2: Personal Health (6:45am - 7:30am)

For those of you who always complain of being tired or not having enough energy know that it is hard to consistently be productive.

Because being productive requires energy and mental clarity. 

And one of the best ways to increase your energy and mental clarity is through exercise.

For me, this means hitting the weights at the gym. For you, it should mean whatever gets your body moving: walking, running, biking, yoga, weight training, etc.

Your mind and body are your greatest asset. Take care of it and you’ll be able to take care of a lot more.

3: Most Important Tasks (7:45am - 12pm)

After clearing my mind through exercise, I’m ready to take on the most difficult tasks for the day. These are the tasks that I identify as the “absolutely-must-get-done-even-if-others-don’t”:

  • Most important task one (often involves sales)
  • Most important task two
  • Most important task three

In most cases, I try to avoid scheduling meetings during morning hours (unless absolutely necessary) as meetings often interrupt the day and reduce productivity

4: All Other Tasks (12:15pm - 5:30pm)

Only after all of the most important tasks are complete do I move on to my “other” tasks for the day.

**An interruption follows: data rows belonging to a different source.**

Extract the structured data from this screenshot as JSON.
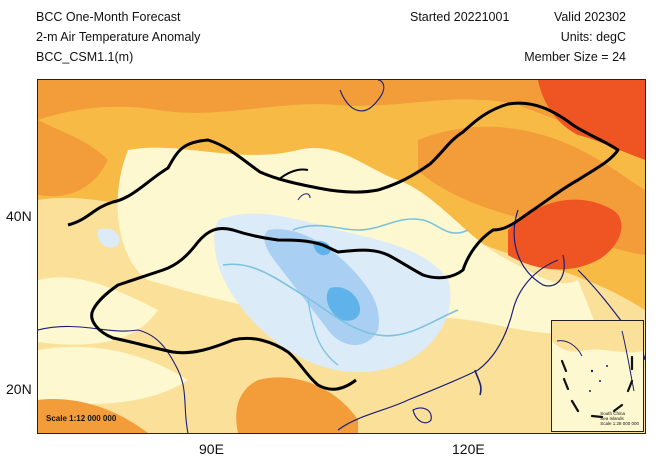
{
  "header": {
    "title": "BCC One-Month Forecast",
    "variable": "2-m Air Temperature Anomaly",
    "model": "BCC_CSM1.1(m)",
    "started": "Started 20221001",
    "valid": "Valid 202302",
    "units": "Units: degC",
    "member_size": "Member Size = 24"
  },
  "axes": {
    "y_labels": [
      "40N",
      "20N"
    ],
    "x_labels": [
      "90E",
      "120E"
    ]
  },
  "map": {
    "scale_label": "Scale 1:12 000 000",
    "inset_caption": "South China\nSea Islands\nScale 1:28 000 000"
  },
  "colors": {
    "strong_warm": "#ee5522",
    "warm": "#f39c3a",
    "mid_warm": "#f7bb45",
    "light_warm": "#fbe09a",
    "neutral": "#fdf8d0",
    "light_cool": "#dcebf8",
    "cool": "#a9d0f3",
    "strong_cool": "#5fb2ea",
    "border": "#000000",
    "coast": "#1a1f7a",
    "river": "#7cc2de"
  }
}
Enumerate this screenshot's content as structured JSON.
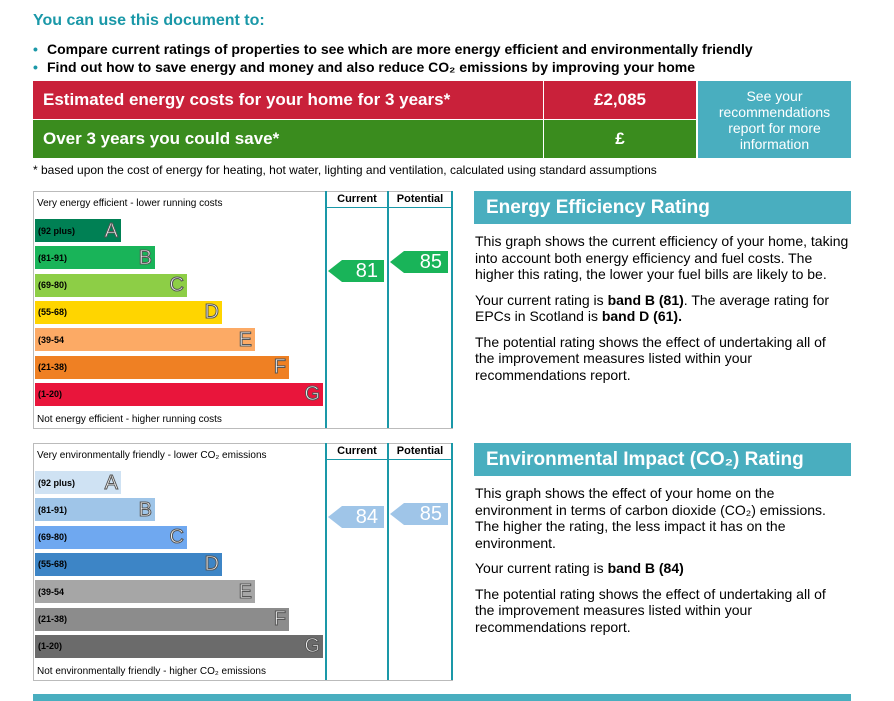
{
  "heading": "You can use this document to:",
  "bullets": [
    "Compare current ratings of properties to see which are more energy efficient and environmentally friendly",
    "Find out how to save energy and money and also reduce CO₂ emissions by improving your home"
  ],
  "costs": {
    "estimated_label": "Estimated energy costs for your home for 3 years*",
    "estimated_value": "£2,085",
    "save_label": "Over 3 years you could save*",
    "save_value": "£",
    "see_recommendations": "See your recommendations report for more information",
    "footnote": "* based upon the cost of energy for heating, hot water, lighting and ventilation, calculated using standard assumptions"
  },
  "energy_chart": {
    "top_label": "Very energy efficient - lower running costs",
    "bottom_label": "Not energy efficient - higher running costs",
    "current_header": "Current",
    "potential_header": "Potential",
    "bands": [
      {
        "range": "(92 plus)",
        "letter": "A",
        "color": "#008054"
      },
      {
        "range": "(81-91)",
        "letter": "B",
        "color": "#19b459"
      },
      {
        "range": "(69-80)",
        "letter": "C",
        "color": "#8dce46"
      },
      {
        "range": "(55-68)",
        "letter": "D",
        "color": "#ffd500"
      },
      {
        "range": "(39-54",
        "letter": "E",
        "color": "#fcaa65"
      },
      {
        "range": "(21-38)",
        "letter": "F",
        "color": "#ef8023"
      },
      {
        "range": "(1-20)",
        "letter": "G",
        "color": "#e9153b"
      }
    ],
    "current": {
      "value": "81",
      "color": "#19b459"
    },
    "potential": {
      "value": "85",
      "color": "#19b459"
    }
  },
  "energy_text": {
    "title": "Energy Efficiency Rating",
    "p1": "This graph shows the current efficiency of your home, taking into account both energy efficiency and fuel costs. The higher this rating, the lower your fuel bills are likely to be.",
    "p2_pre": "Your current rating is ",
    "p2_bold": "band B (81)",
    "p2_mid": ". The average rating for EPCs in Scotland is ",
    "p2_bold2": "band D (61).",
    "p3": "The potential rating shows the effect of undertaking all of the improvement measures listed within your recommendations report."
  },
  "env_chart": {
    "top_label": "Very environmentally friendly - lower CO₂ emissions",
    "bottom_label": "Not environmentally friendly - higher CO₂ emissions",
    "current_header": "Current",
    "potential_header": "Potential",
    "bands": [
      {
        "range": "(92 plus)",
        "letter": "A",
        "color": "#cfe2f3"
      },
      {
        "range": "(81-91)",
        "letter": "B",
        "color": "#9fc5e8"
      },
      {
        "range": "(69-80)",
        "letter": "C",
        "color": "#6fa8f0"
      },
      {
        "range": "(55-68)",
        "letter": "D",
        "color": "#3d85c6"
      },
      {
        "range": "(39-54",
        "letter": "E",
        "color": "#a6a6a6"
      },
      {
        "range": "(21-38)",
        "letter": "F",
        "color": "#8c8c8c"
      },
      {
        "range": "(1-20)",
        "letter": "G",
        "color": "#6b6b6b"
      }
    ],
    "current": {
      "value": "84",
      "color": "#9fc5e8"
    },
    "potential": {
      "value": "85",
      "color": "#9fc5e8"
    }
  },
  "env_text": {
    "title": "Environmental Impact (CO₂) Rating",
    "p1": "This graph shows the effect of your home on the environment in terms of carbon dioxide (CO₂) emissions. The higher the rating, the less impact it has on the environment.",
    "p2_pre": "Your current rating is ",
    "p2_bold": "band B (84)",
    "p3": "The potential rating shows the effect of undertaking all of the improvement measures listed within your recommendations report."
  },
  "colors": {
    "accent": "#1a98a8",
    "cost_red": "#c9213a",
    "save_green": "#3a8c1e",
    "see_box": "#49aebf"
  }
}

This list can be a wide range of items from meetings, phone calls, non-critical emails, and social media (for work).

I do make sure that I add in at least an additional 30 minutes of self-improvement. I typically listen to an audiobook at this time. Check out what I’ve been listening to. 

5: Family / Friends (5:30pm - 9:00pm)

After all, life isn’t just about work. It’s OK (and recommended) to stop working and spend time with those who matter to you most.

It may seem ridiculous to add this into your task list and calendar, but it’s not. It’s a simple reminder everyday that you should put down what you’re doing and shift your focus to loved ones.

I either have this set up as a block of time or as specific activities that we’ll be doing.

6: Evening Bookend (9:15pm - 9:45pm)

I close out the day by doing the following:

  • Write in journal (at least one thing that I learned today and 2 – 5 wins for the day, no matter how small)
  • Plan tomorrow: create tasks in Trello and schedule them in my calendar
  • Bed by 10pm

If you want to build something like this into your daily routine you’ll need to make it a habit. 

And although you may have some initial motivation, remember that you need consistent motivation until the habit is built

Try committing to doing this (or something similar) for at least 3 weeks (because, according to research, it takes 21 days).